お茶以外にはさほど拘りのない宗像は、その肩書きに似合わず平気でインスタントコーヒーを飲む。
数分でキッチンから出て来た宗像にマグカップの片方を手渡され、礼とともに受け取った。

「今日は早かったですね」
「ええ、幸いなことに事件もありませんでしたし。ですが、どうやら君を待たせてしまったみたいですね」

二人並んでソファに腰掛ける。
その距離はいつも通り、手のひら一つ分。

「構いませんよ。勝手に待ってただけですし、そんなに長くもなかったですから」
「ふふ、本当にどうしたんですか?今日は随分と優しいんですね」
「普段冷たいみたいな言い方しないで下さいよ」

いつもと同じ口調で言葉を返しながら、ナマエはこっそりと宗像の視線を観察した。
基本的に宗像は、話をしている相手の目を見る癖がある。
たとえナマエが宗像の方を見ていなくとも、宗像はナマエの顔を見る。
そんな宗像の視線が、今日はナマエの胸元や脚に落ちたり、はたまた全く違う方を見たりと、落ち着かない。
どうやらこの段階までは上手くいっているらしいと感じながら、ナマエは素知らぬ顔でマグカップに口を付けた。

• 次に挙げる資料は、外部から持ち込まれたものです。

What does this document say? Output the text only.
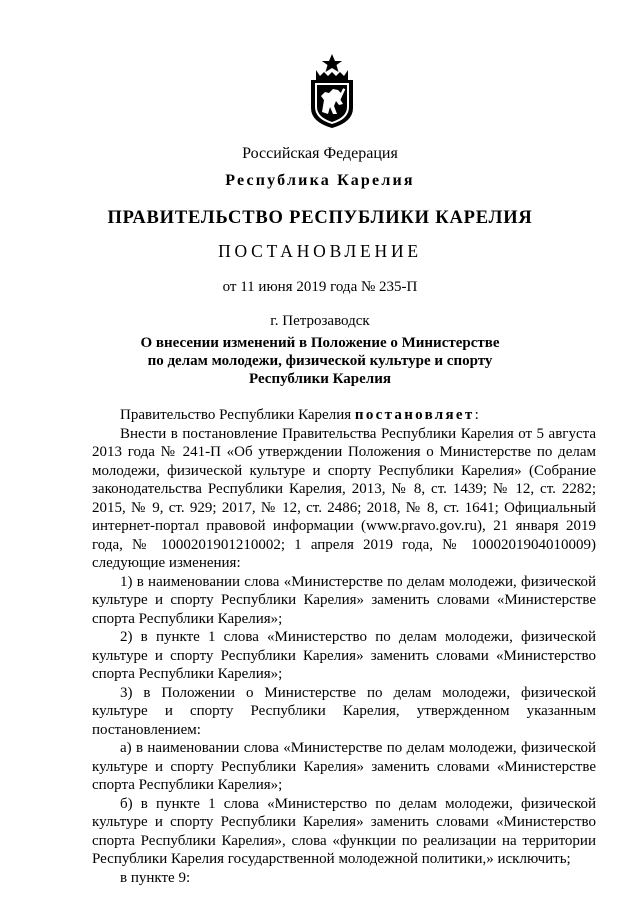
Российская Федерация
Республика Карелия
ПРАВИТЕЛЬСТВО РЕСПУБЛИКИ КАРЕЛИЯ
ПОСТАНОВЛЕНИЕ
от 11 июня 2019 года № 235-П
г. Петрозаводск
О внесении изменений в Положение о Министерстве
по делам молодежи, физической культуре и спорту
Республики Карелия

Правительство Республики Карелия постановляет:

Внести в постановление Правительства Республики Карелия от 5 августа 2013 года № 241-П «Об утверждении Положения о Министерстве по делам молодежи, физической культуре и спорту Республики Карелия» (Собрание законодательства Республики Карелия, 2013, № 8, ст. 1439; № 12, ст. 2282; 2015, № 9, ст. 929; 2017, № 12, ст. 2486; 2018, № 8, ст. 1641; Официальный интернет-портал правовой информации (www.pravo.gov.ru), 21 января 2019 года, № 1000201901210002; 1 апреля 2019 года, № 1000201904010009) следующие изменения:

1) в наименовании слова «Министерстве по делам молодежи, физической культуре и спорту Республики Карелия» заменить словами «Министерстве спорта Республики Карелия»;

2) в пункте 1 слова «Министерство по делам молодежи, физической культуре и спорту Республики Карелия» заменить словами «Министерство спорта Республики Карелия»;

3) в Положении о Министерстве по делам молодежи, физической культуре и спорту Республики Карелия, утвержденном указанным постановлением:

а) в наименовании слова «Министерстве по делам молодежи, физической культуре и спорту Республики Карелия» заменить словами «Министерстве спорта Республики Карелия»;

б) в пункте 1 слова «Министерство по делам молодежи, физической культуре и спорту Республики Карелия» заменить словами «Министерство спорта Республики Карелия», слова «функции по реализации на территории Республики Карелия государственной молодежной политики,» исключить;

в пункте 9:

「冷たいとは言いませんが、君から会いに来てくれるなんて初めてですよ?」
「……そうでしたっけ」
「君はあまり愛情表現が豊かではないようですからね」

嬉しそうに微笑んだかと思えば次は寂しそうな顔を見せられ、ナマエはあれ、と首を傾げた。
もしかして、これは、魅力が云々ではなく別の問題だったのではないだろうかと、ここに来て新たな可能性に気付く。
もしかすると宗像には、ナマエの気持ちがあまり伝わっていなかったのではないだろうか。
確かにナマエは、好きだとか愛しているだとか、そういうことを口にするタイプではない。
甘えたり寄り添ったり、ということについても積極的とは言い難い。
これはもしかして、愛情を疑われていたのだろうか。
いや、疑うとまではいかなくとも、宗像はどこか一方的なものを感じていたのだろうか。
だから、次のステップに進もうとしなかった、と、そういうことなのかもしれない。
思い至った可能性に、ナマエは苦笑した。
なるほど確かに、そうだとするならば原因はナマエだ。

ナマエは両手に持っていたマグカップをローテーブルに置き、宗像との間にあった手のひら一つ分の距離を詰めた。

「すみません、」
「え……?」

宗像の戸惑う気配が伝わってくる。
ナマエは宗像の太腿に手を添え、その顔を見上げた。

「あんまり、言えないですけど、……その、ちゃんと、好き、ですから」

後に聞いた話によると、この時宗像は危うくマグカップを落とすところだったらしい。
レンズの奥で、紫紺が見開かれる。
そんなに驚くことか、とナマエは苦笑したが、宗像は凍り付いたように固まっていた。

「だから、いいですよ」

意識して、声に艶を乗せる。
柄ではない気がしたが、慣れない格好のおかげで少しだけ大胆になれる気がした。
しかし、宗像には意図が伝わらなかったのか、相変わらず硬直したまま見下ろしてくる。
見開かれた瞳に映ったナマエが、おや、と再び首を傾げた。
もしかしてこの人に、誘い文句は通用しないのだろうか。
宗像は普段、遠回しな言い方を好むくせに、意外と感情はストレートに伝えてくる人だ。

「……あの、誘ってますとか言うの、流石に私でも照れるんですけど?」

想像以上に恥ずかしい、と思いながら白状すれば、突然、本当に唐突に宗像の頬が真っ赤に染まった。
色白な分赤くなると目立つとか、そういうレベルの話ではない。
燃えるような朱が灯り、今度はナマエの方が呆気に取られた。

「……ええと、あの、しつちょ?」

その反応は、全くの想定外だったと言っていいだろう。
サディスティックが標準装備の宗像だ。
ナマエの露骨な誘いに気付けば、おやおや、と笑って揶揄してくるか、愉しげに唇の端を吊り上げるか、良くても嬉しそうに微笑むか、せいぜいその三択だと思っていたのに。
硬直したまま頬を真っ赤に染めた宗像を見上げ、ナマエは対処法が思い付かずに少し焦った。
かけるべき言葉が見当たらず、沈黙が出来上がってしまう。
結局、先に動いたのは宗像の方だった。
がちゃん、と、宗像らしくない音を立ててマグカップがテーブルに置かれる。

「…………あの、ですね、」

ようやく口を開いた宗像の顔を見つめても、視線は全く交わらなかった。
当初のプランではこの辺りでキスをしてそのままセックスになだれ込むはずだったのだが、この現状を見る限りとてもそんな雰囲気ではない。
一体何を言われるのかと、ナマエは身構えた。
女性がそのようなはしたないことを、などと言われたらぐうの音も出ない。

「…………その、……笑わないで聞いて頂けますか?」
「は、あ……、笑いません、けど?」

何を、と問いかけたナマエの視線の先。
頬どころか耳まで真っ赤に染め上げた宗像が、常の良く通る声はどこに失くしたのかと聞きたくなるほどの不明瞭な声で小さく、本当に小さく呟いた。

「………は、」
「は?」
「……………はじめて、なんです………」

「何が?」と聞き返してしまったのは意地悪でも何でもなく、反射だった。
しかし宗像には耐え切れない問いだったことだろう。

「っ、………そ、……せ……っ、……そういう、あの、……こ、恋人同士の、その、」

それ以上は必要なかった。
正直に言えば、丸ごと必要なかった。
普段からは考えられないような辿々しい口調で主張された「初めて」を正しく理解したナマエは、ここ最近抱えていた悩みが全くの杞憂だったことを思い知る。
そして反対に、宗像が何に悩んでいたのかを悟った。
柔らかく、だけど激しく沸き起こる感情は、愛おしさなのだろうか。
ナマエは宗像の太腿に置いた手に力を込め、どうしていいのか分からないとばかりに引き結ばれた唇を強引に奪った。